Hold the front page. The European Commission is about to set a new objective. Its latest offering on the fight against global poverty promises "a decent life for all by 2030".
Alas, my excitement on learning about this initiative has already vanished. An institution which is bludgeoning Greece into mass misery can't be taken seriously if it proposes to eradicate hardship outside Europe within 17 years.
The new objective is part of a policy paper which will be issued shortly by Andris Piebalgs, the EU's development aid commissioner. Piebalgs has a penchant for taking credit where none is due. His speeches tend to be peppered with self-congratulatory twaddle about how he is implementing policies that are "unique and pioneering" and how "amazing progress" has been achieved in reducing extreme poverty.
Piebalgs, it should be recalled, was in charge of energy policy with the Commission from 2004 to 2009. During that time, he vigorously promoted the use of biofuels to power Europe's cars. After the World Food Programme and others documented how the EU's biofuels bonanza had exacerbated hunger in many countries, Piebalgs still refused to concede that he was wrong.
Miracle?
His claim that "amazing progress" has been made towards realising the UN's "millennium development goals" echoes that of the European Business Council for Africa and the Mediterranean (EBCAM). That corporate outfit has exulted at how the "miracle" (its word) of halving the proportion of the world's people who live on less than a dollar a day by 2015 was reached seven years ahead of schedule.

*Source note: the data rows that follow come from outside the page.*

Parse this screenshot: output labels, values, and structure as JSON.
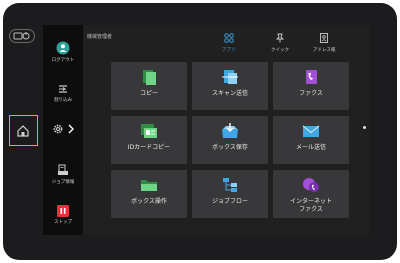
{
  "header": {
    "title": "機械管理者"
  },
  "tabs": [
    {
      "label": "アプリ",
      "icon": "apps-grid-icon",
      "active": true
    },
    {
      "label": "クイック",
      "icon": "quick-pin-icon",
      "active": false
    },
    {
      "label": "アドレス帳",
      "icon": "address-book-icon",
      "active": false
    }
  ],
  "sidebar": {
    "logout": {
      "label": "ログアウト",
      "icon": "user-logout-icon"
    },
    "interrupt": {
      "label": "割り込み",
      "icon": "interrupt-icon"
    },
    "settings": {
      "icon": "gear-icon",
      "expand_icon": "chevron-right-icon"
    },
    "job_status": {
      "label": "ジョブ情報",
      "icon": "job-status-icon"
    },
    "stop": {
      "label": "ストップ",
      "icon": "stop-icon"
    }
  },
  "apps": [
    {
      "label": "コピー",
      "icon": "copy-icon"
    },
    {
      "label": "スキャン送信",
      "icon": "scan-send-icon"
    },
    {
      "label": "ファクス",
      "icon": "fax-icon"
    },
    {
      "label": "IDカードコピー",
      "icon": "id-card-copy-icon"
    },
    {
      "label": "ボックス保存",
      "icon": "box-save-icon"
    },
    {
      "label": "メール送信",
      "icon": "email-send-icon"
    },
    {
      "label": "ボックス操作",
      "icon": "box-operation-icon"
    },
    {
      "label": "ジョブフロー",
      "icon": "job-flow-icon"
    },
    {
      "label": "インターネット\nファクス",
      "icon": "internet-fax-icon"
    }
  ],
  "colors": {
    "home_highlight": "#e8a33a",
    "accent_blue": "#3fa7e6",
    "stop_red": "#e8323c",
    "copy_green": "#42b85a",
    "fax_purple": "#a24fd8"
  }
}
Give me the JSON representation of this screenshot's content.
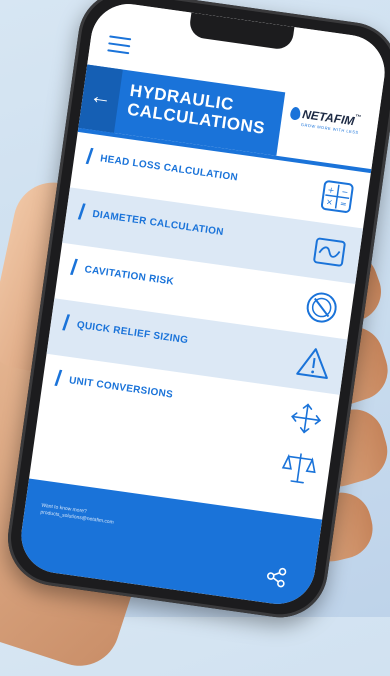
{
  "app": {
    "header": {
      "back_glyph": "←",
      "title_line1": "HYDRAULIC",
      "title_line2": "CALCULATIONS",
      "logo_word": "NETAFIM",
      "logo_tm": "™",
      "logo_tagline": "GROW MORE WITH LESS"
    },
    "menu": [
      {
        "label": "HEAD LOSS CALCULATION",
        "icon": "calculator-icon"
      },
      {
        "label": "DIAMETER CALCULATION",
        "icon": "pipe-diameter-icon"
      },
      {
        "label": "CAVITATION RISK",
        "icon": "cavitation-icon"
      },
      {
        "label": "QUICK RELIEF SIZING",
        "icon": "warning-icon"
      },
      {
        "label": "UNIT CONVERSIONS",
        "icon": "arrows-expand-icon"
      }
    ],
    "extra_icon": "balance-scale-icon",
    "footer": {
      "line1": "Want to know more?",
      "line2": "products_solutions@netafim.com"
    },
    "colors": {
      "brand_blue": "#1a73d9",
      "row_shade": "#dce8f5"
    }
  }
}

According to EBCAM, this achievement can be attributed to "the embrace of capitalism" by India and China.
A December 2012 report by UN Women indicates that capitalism hasn't lifted so many boats as corporations want us to believe. It points out that the number of people holding vulnerable jobs in the world now stands at more than 1.5 billion, a rise of 136 million since 2000. And with 81 million children not attending school and 800 million people lacking access to safe water (in 2010), the case for jubilation would appear a little shaky.

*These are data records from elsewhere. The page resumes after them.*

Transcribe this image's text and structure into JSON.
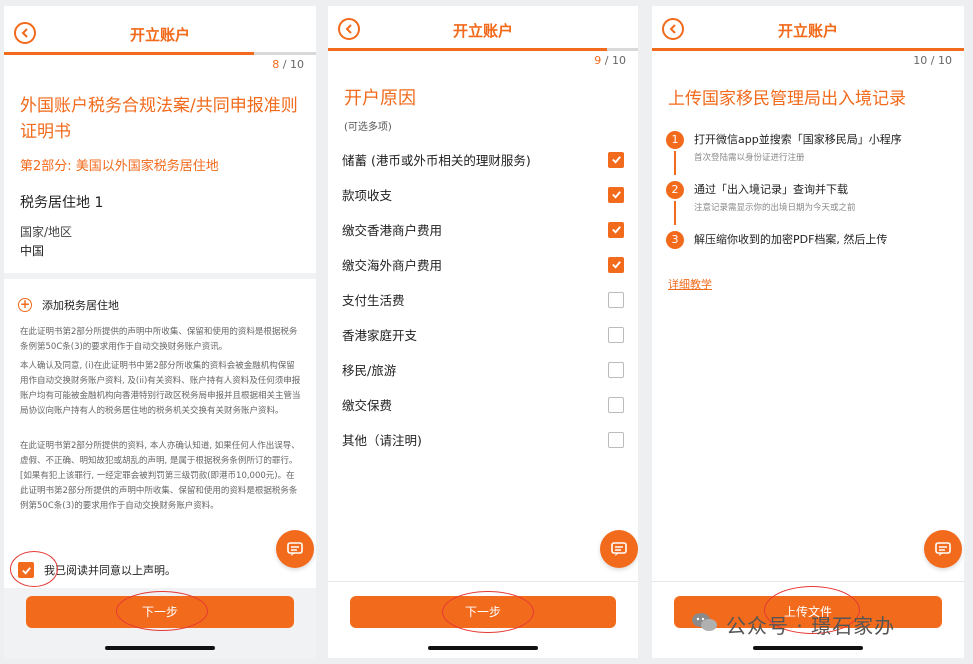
{
  "colors": {
    "accent": "#f26a1b",
    "mark": "#e53935"
  },
  "screens": [
    {
      "title": "开立账户",
      "step_current": "8",
      "step_total": "/ 10",
      "progress": 0.8,
      "heading": "外国账户税务合规法案/共同申报准则证明书",
      "section": "第2部分: 美国以外国家税务居住地",
      "residence_label": "税务居住地 1",
      "country_label": "国家/地区",
      "country_value": "中国",
      "add_residence": "添加税务居住地",
      "paragraphs": [
        "在此证明书第2部分所提供的声明中所收集、保留和使用的资料是根据税务条例第50C条(3)的要求用作于自动交换财务账户资讯。",
        "本人确认及同意, (i)在此证明书中第2部分所收集的资料会被金融机构保留用作自动交换财务账户资料, 及(ii)有关资料、账户持有人资料及任何须申报账户均有可能被金融机构向香港特别行政区税务局申报并且根据相关主管当局协议向账户持有人的税务居住地的税务机关交换有关财务账户资料。",
        "在此证明书第2部分所提供的资料, 本人亦确认知道, 如果任何人作出误导、虚假、不正确、明知故犯或胡乱的声明, 是属于根据税务条例所订的罪行。[如果有犯上该罪行, 一经定罪会被判罚第三级罚款(即港币10,000元)。在此证明书第2部分所提供的声明中所收集、保留和使用的资料是根据税务条例第50C条(3)的要求用作于自动交换财务账户资料。"
      ],
      "agree_label": "我已阅读并同意以上声明。",
      "agree_checked": true,
      "next_label": "下一步",
      "icons": [
        "back-icon",
        "plus-icon",
        "chat-icon",
        "check-icon"
      ]
    },
    {
      "title": "开立账户",
      "step_current": "9",
      "step_total": "/ 10",
      "progress": 0.9,
      "heading": "开户原因",
      "hint": "(可选多项)",
      "options": [
        {
          "label": "储蓄 (港币或外币相关的理财服务)",
          "checked": true
        },
        {
          "label": "款项收支",
          "checked": true
        },
        {
          "label": "缴交香港商户费用",
          "checked": true
        },
        {
          "label": "缴交海外商户费用",
          "checked": true
        },
        {
          "label": "支付生活费",
          "checked": false
        },
        {
          "label": "香港家庭开支",
          "checked": false
        },
        {
          "label": "移民/旅游",
          "checked": false
        },
        {
          "label": "缴交保费",
          "checked": false
        },
        {
          "label": "其他（请注明)",
          "checked": false
        }
      ],
      "next_label": "下一步",
      "icons": [
        "back-icon",
        "chat-icon",
        "check-icon"
      ]
    },
    {
      "title": "开立账户",
      "step_current": "10",
      "step_total": "/ 10",
      "progress": 1.0,
      "heading": "上传国家移民管理局出入境记录",
      "steps": [
        {
          "num": "1",
          "title": "打开微信app並搜索「国家移民局」小程序",
          "desc": "首次登陆需以身份证进行注册"
        },
        {
          "num": "2",
          "title": "通过「出入境记录」查询并下载",
          "desc": "注意记录需显示你的出境日期为今天或之前"
        },
        {
          "num": "3",
          "title": "解压缩你收到的加密PDF档案, 然后上传",
          "desc": ""
        }
      ],
      "link_label": "详细教学",
      "upload_label": "上传文件",
      "icons": [
        "back-icon",
        "chat-icon"
      ]
    }
  ],
  "watermark": "公众号 · 璟石家办"
}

Piebalgs' bragging about how generous the EU is to the poor masks the fact that the Union and its governments regularly give a false picture of their aid donations. AidWatch, a coalition of anti-poverty groups, has found that in 2011 about 14% of all aid that the EU tried to pass off as "official development assistance" was not invested in countries categorised as developing. Totalling over 7.3 billion euros, this "aid" went towards spending on such things as debt relief and helping refugees in their countries of arrival. Though important, this expenditure did not involve releasing fresh funds for eradicating poverty in Africa, Asia or Latin America.
Militarising aid
The European Commission has arguably committed a more serious offence by trying to disguise military aid as development assistance. Last month, Piebalgs announced that the Union was giving 50 million euros to support African Union troops in Mali. According to Piebalgs, the money would go to "non-military costs" like the daily allowances of soldiers. Does he think we are all fools? Giving aid money to soldiers is by definition military aid, even if it is not used to buy weapons. Guidelines established by the Organisation for Economic Cooperation and Development stipulate that military aid - including support for "peacekeeping" operations - cannot be counted as development assistance.

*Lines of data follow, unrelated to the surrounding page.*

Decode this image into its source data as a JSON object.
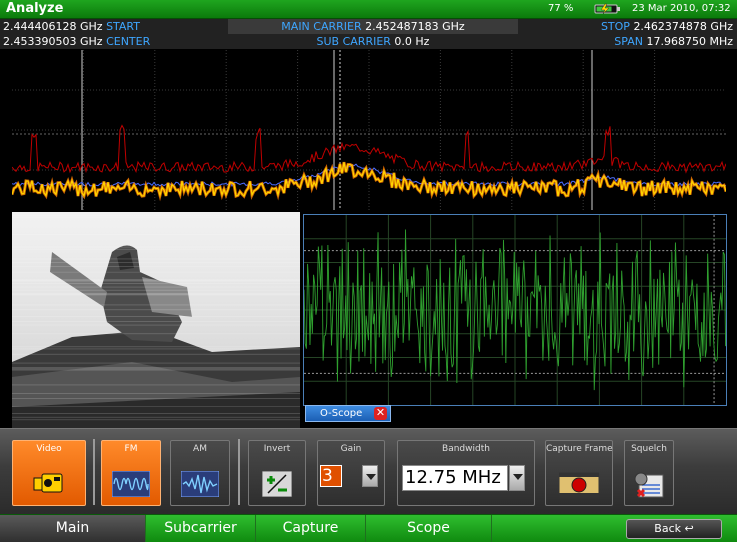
{
  "titlebar": {
    "title": "Analyze",
    "battery": "77 %",
    "datetime": "23 Mar 2010, 07:32"
  },
  "freq": {
    "start_value": "2.444406128 GHz",
    "start_label": "START",
    "main_carrier_label": "MAIN CARRIER",
    "main_carrier_value": "2.452487183 GHz",
    "stop_label": "STOP",
    "stop_value": "2.462374878 GHz",
    "center_value": "2.453390503 GHz",
    "center_label": "CENTER",
    "sub_carrier_label": "SUB CARRIER",
    "sub_carrier_value": "0.0 Hz",
    "span_label": "SPAN",
    "span_value": "17.968750 MHz"
  },
  "oscope": {
    "tab_label": "O-Scope"
  },
  "toolbar": {
    "video_label": "Video",
    "fm_label": "FM",
    "am_label": "AM",
    "invert_label": "Invert",
    "gain_label": "Gain",
    "gain_value": "3",
    "bandwidth_label": "Bandwidth",
    "bandwidth_value": "12.75 MHz",
    "capture_frame_label": "Capture Frame",
    "squelch_label": "Squelch"
  },
  "tabs": {
    "main": "Main",
    "subcarrier": "Subcarrier",
    "capture": "Capture",
    "scope": "Scope",
    "back": "Back ↩"
  },
  "colors": {
    "titlebar": "#1fa51f",
    "accent_blue": "#3ea6ff",
    "active_orange": "#ff8a2a",
    "trace_yellow": "#ffd400",
    "trace_red": "#c00000",
    "trace_blue": "#4a6cff",
    "scope_green": "#2fa02f"
  }
}
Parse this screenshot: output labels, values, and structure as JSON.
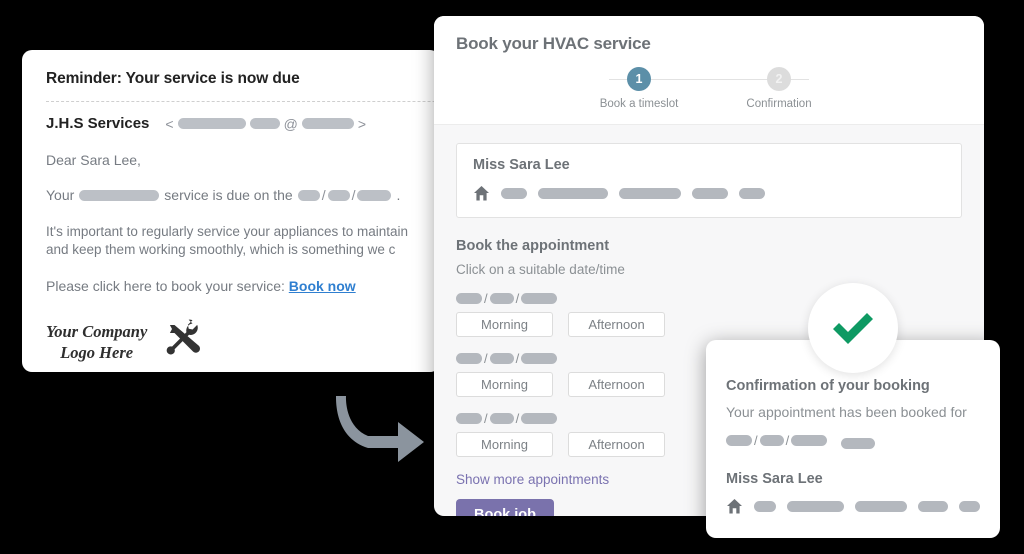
{
  "email": {
    "subject": "Reminder: Your service is now due",
    "sender": "J.H.S Services",
    "address_open": "<",
    "address_close": ">",
    "at_symbol": "@",
    "greeting": "Dear Sara Lee,",
    "due_prefix": "Your",
    "due_middle": "service is due on the",
    "due_suffix": ".",
    "body": "It's important to regularly service your appliances to maintain\nand keep them working smoothly, which is something we c",
    "cta_text": "Please click here to book your service:",
    "cta_link": "Book now",
    "logo_text": "Your Company\nLogo Here",
    "logo_icon": "wrench-screwdriver-icon",
    "redactions": {
      "email_user": 68,
      "email_user2": 30,
      "email_domain": 52,
      "service_type": 80,
      "date_dd": 22,
      "date_mm": 22,
      "date_yyyy": 34
    }
  },
  "booking": {
    "title": "Book your HVAC service",
    "steps": [
      {
        "number": "1",
        "label": "Book a timeslot",
        "state": "active"
      },
      {
        "number": "2",
        "label": "Confirmation",
        "state": "inactive"
      }
    ],
    "customer": {
      "name": "Miss Sara Lee",
      "home_icon": "home-icon",
      "address_pills": [
        26,
        70,
        62,
        36,
        26
      ]
    },
    "section_title": "Book the appointment",
    "section_subtitle": "Click on a suitable date/time",
    "slots": [
      {
        "date_pills": [
          26,
          24,
          36
        ],
        "morning": "Morning",
        "afternoon": "Afternoon"
      },
      {
        "date_pills": [
          26,
          24,
          36
        ],
        "morning": "Morning",
        "afternoon": "Afternoon"
      },
      {
        "date_pills": [
          26,
          24,
          36
        ],
        "morning": "Morning",
        "afternoon": "Afternoon"
      }
    ],
    "show_more": "Show more appointments",
    "book_job": "Book job",
    "colors": {
      "step_active": "#5c8fa8",
      "step_inactive": "#dcdcdc",
      "primary_button": "#7a72ac",
      "link": "#7a72b0"
    }
  },
  "confirmation": {
    "badge_icon": "green-checkmark-icon",
    "badge_color": "#0e9a63",
    "title": "Confirmation of your booking",
    "text": "Your appointment has been booked for",
    "datetime_pills": {
      "date": [
        26,
        24,
        36
      ],
      "time": [
        34
      ]
    },
    "name": "Miss Sara Lee",
    "home_icon": "home-icon",
    "address_pills": [
      26,
      70,
      62,
      36,
      26
    ]
  },
  "flow": {
    "arrow_icon": "curved-arrow-right-icon",
    "arrow_color": "#8b949e"
  }
}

Piebalgs regularly speaks about the indispensable role that the private sector can play in reducing poverty. He has signalled his full support for the G8's "new alliance for food security and nutrition". This alliance puts companies like Monsanto and Diageo in charge of African agriculture. Wherever Monsanto has operated, it has undermined traditional agriculture and biodiversity with its gung-ho approach to introducing genetically modified crops. Monsanto enjoys a near-monopoly in the US, where it has sued farmers who have refused to buy its seeds. Piebalgs is helping it to become more powerful by enabling it to wrest control of African agriculture away from peasants. His attempts to present himself as a champion of African farmers belies how the G8's "alliance" was firmly opposed by associations representing those farmers.
Lust for resources
Before being appointed as development aid commissioner, Piebalgs gave a commitment to address the inconsistency between the EU's commitment to fight poverty and its pursuit of economic policies that harm the world's poor. Not only has he failed to live up to that commitment, the inconsistencies have worsened.
The lust for Africa's raw materials has become more marked over the past few years. France is fighting a war in Mali that is - at least partly - motivated by a determination to maintain control of that country's uranium reserves (so they can be used by Europe's nuclear industry). Advised by mobile phone giants like Nokia, the European Commission has identified cobalt in Congo as an essential material for industry. The idea that a country that experienced the hell of colonial plunder might be given a say in how this resource is used is anathema in Brussels. And I haven't even mentioned the damage done by fisheries "agreements": European vessels are scooping more fish off the coast of Madagascar, one of the world's poorest countries, today than they were in the 1980s.
Nobody should be assuaged, then, by the EU's rhetoric. Far from seeking to liberate Africa or Asia from poverty, policy-makers are determined to keep these continents within their ambit.